Quelques pistes intéressantes qui pourraient optimiser le plan Hulot

Nicolas Hulot donnant une conférence de presse sur le climat

À l’époque actuelle, la plupart des pays entreprennent des actions en vue de conserver l’environnement. C’est dans cet objectif que le ministre de la transition écologique et solidaire, Nicolas Hulot, a élaboré le Plan climat visant à poursuivre les travaux d’isolation des logements, afin de diminuer la consommation énergétique en France.

La rénovation énergétique des bâtiments est indispensable pour la protection de l’environnement. Elle sert également de levier pour la croissance d’un pays du fait qu’elle pourvoie des emplois, mais elle permet également d’augmenter les ressources disponibles des ménages grâce à des économies sur leurs factures.

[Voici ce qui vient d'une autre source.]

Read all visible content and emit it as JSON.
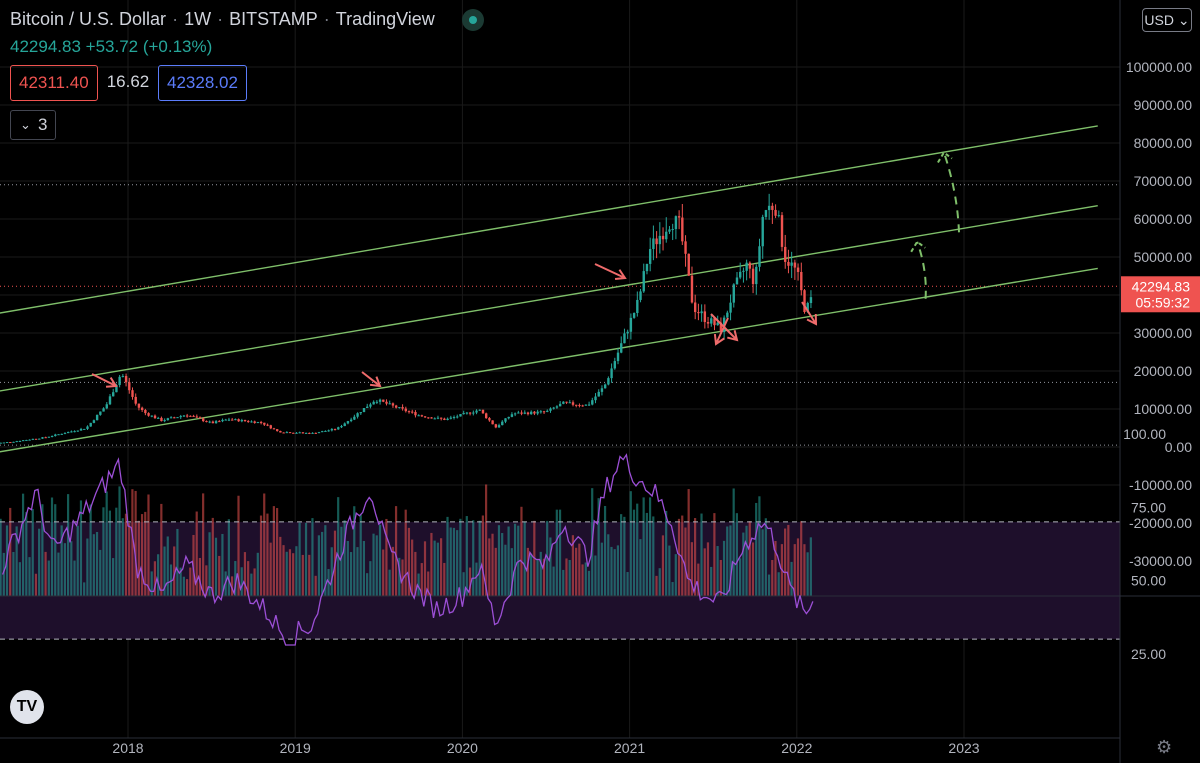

En exposant son plan sur le climat, Nicolas Hulot démontre la priorité de ces travaux de rénovation. En effet, la consommation d’énergie au niveau du secteur résidentiel est estimée à 30%. De plus, 20% des foyers français n’ont pas correctement accès à l’énergie. Pour éviter cela, les Gouvernements antérieurs ont décrié cette situation sans parvenir à un résultat positif. En analysant les raisons de cet échec, quelques pistes sont à prendre en compte.

Informer les plus concernés et établir un ordre de priorité

Afin que les rénovations énergétiques puissent se développer, il est primordial de maximiser les informations. En effet, bon nombre de ménages français ignorent ce qu’ils doivent entreprendre pour réaliser ces travaux.

Actuellement, un foyer sur cinq seulement est au courant des Espaces Info-Energie (EIE) ou des Points Rénovation Info Service (PRIS). De son côté, la loi relative à la transition énergétique pour la croissance verte TEPCV lancée depuis août 2015, visant à assurer une performance énergétique, tarde à être définitivement appliquée.

Actuellement, 92% des isolations de bâtiments ne sont pas conformes aux normes. Or, faire appel aux services d’un professionnel crédible n’est pas souvent facile pour un particulier. De plus, certaines subventions publiques ne peuvent leur être octroyées que s’ils ont recours à des professionnels « reconnus garants de l’environnement » (RGE), un label crée en 2011.

Il convient de professionnaliser la filière étant donné que plusieurs spécialités y sont requises, entre autres l’expertise d’un architecte pour procéder préalablement à un diagnostic.

Le coût élevé des travaux de rénovation nécessite les soutiens de l’État. Étant donné que son aide ne peut être optimisée davantage, établir un ordre de priorité s’avèrerait plus judicieux. Pour ce faire, les logements énergivores doivent être repérés en premier en utilisant diverses technologies (la thermographie et le DPE), une obligation de rénovation doit être instaurée avec un accompagnement des propriétaires durant les travaux. D’autant plus que leur disparition d’ici 10 ans fait partie des objectifs du Gouvernement.

Réformer tous les financements des rénovations énergétiques

En dehors de financement classique tel que l'apport personnel ou un crédit consommation, l’État et certains établissements privés contribuent aux financements des rénovations énergétiques. Si les soutiens du premier sont à rationaliser, le financement privé est en revanche à stimuler afin que ces réformes soient plus performantes.

Les subventions, l’Eco ptz, le crédit d’impôt, la réduction de TVA, l’apport financière des fournisseurs d’énergie composent les aides publiques.Il s’agit d’un système compliqué qui est moins efficace malgré son coût élevé. Une méthode plus simplifiée, qui combinerait une aide financière et une subvention directe serait plus efficiente.

En effet, un crédit d’impôt n’est pas adapté pour les foyers non imposables. Percevant des revenus modestes, ils ne peuvent préfinancer les travaux de rénovation. Quant à l’éco-PTZ actuel, il présente quelques défauts, tels que des délais plus courts, un coût élevé à cause de l’absence de garanties dont les emprunts immobiliers bénéficient. De plus, l’éligibilité technique des demandes de crédit ne peut être validée par les établissements bancaires.

La subvention serait plus profitable. Sa valeur varie selon l’ampleur des travaux à réaliser, les plus-values qui en résultent et les ressources du propriétaire. Elle pourrait financer près de 70 à 80% de la rénovation énergétique, dont le coût est évalué de 20 000 à 25 000 euros. À environ 20 fois plus important que l’éco-Prêt à taux zéro, ce prêt sera disponible auprès des organismes financiers, tels que les banques et les sociétés de tiers financement.